How does Looker help me?

There are mechanisms in Looker to help ensure that the relationship value is correct. One is a check for primary key uniqueness. Whenever there is a fanout and symmetric aggregates are needed to compute a measure, Looker checks the leveraged primary key for uniqueness. If it is not unique, an error will appear at query run time (however, there is no LookML Validator error for this).

Also, if there is no way for Looker to handle a fanout (usually because no primary key is indicated), no measures will appear in the Explore from that view. To correct this, simply designate a field as the primary key to allow your measures to get into the Explore.

Things to consider

Dialect support for symmetric aggregates

Looker can connect with some dialects that don't support symmetric aggregates. You can view a list of dialects and their support for symmetric aggregates on the symmetric_aggregates documentation page.

Special case

The Inner join section earlier on this page states that, to determine the correct relationship value, you should look at the field or fields that are in your sql_on clause from the left table: “If the field or fields form the primary key of the left table, you can change the left side of the relationship parameter to one. If not, it typically must remain as a many.” This is true unless your table contains multiple columns that have no repeated records in them. In this case, you can treat any such column as if it were a primary key when formulating your relationship, even if it is not the column designated primary_key: yes.

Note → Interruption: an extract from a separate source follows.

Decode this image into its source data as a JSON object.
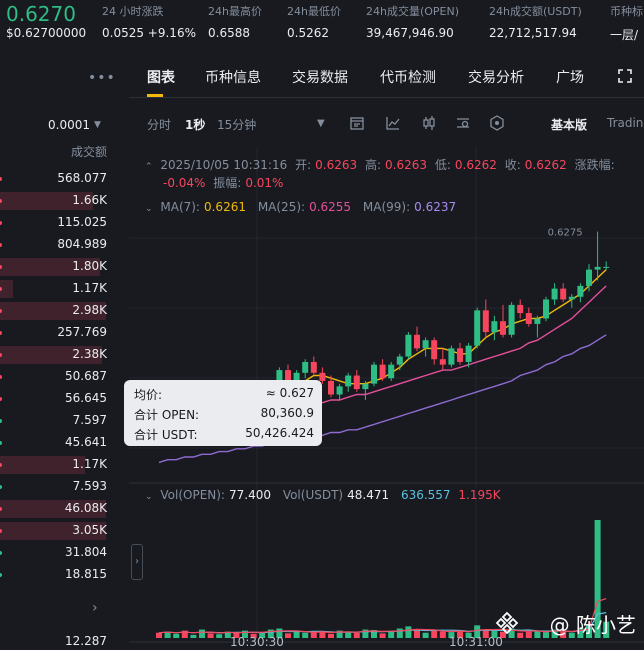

It can be handy to make sure that there is some sort of software rule in place that ensures that the statement in the previous paragraph will always remain true for the column you designate. If so, go ahead and treat it as such and make note of its special property in the view file for others to reference in the future (complete with SQL Runner link to prove it). Be aware, though, that Looker will confirm the truth of implied uniqueness when a field is designated as the primary key, but it will not do the same for other fields. It will simply not invoke the symmetric aggregates algorithm.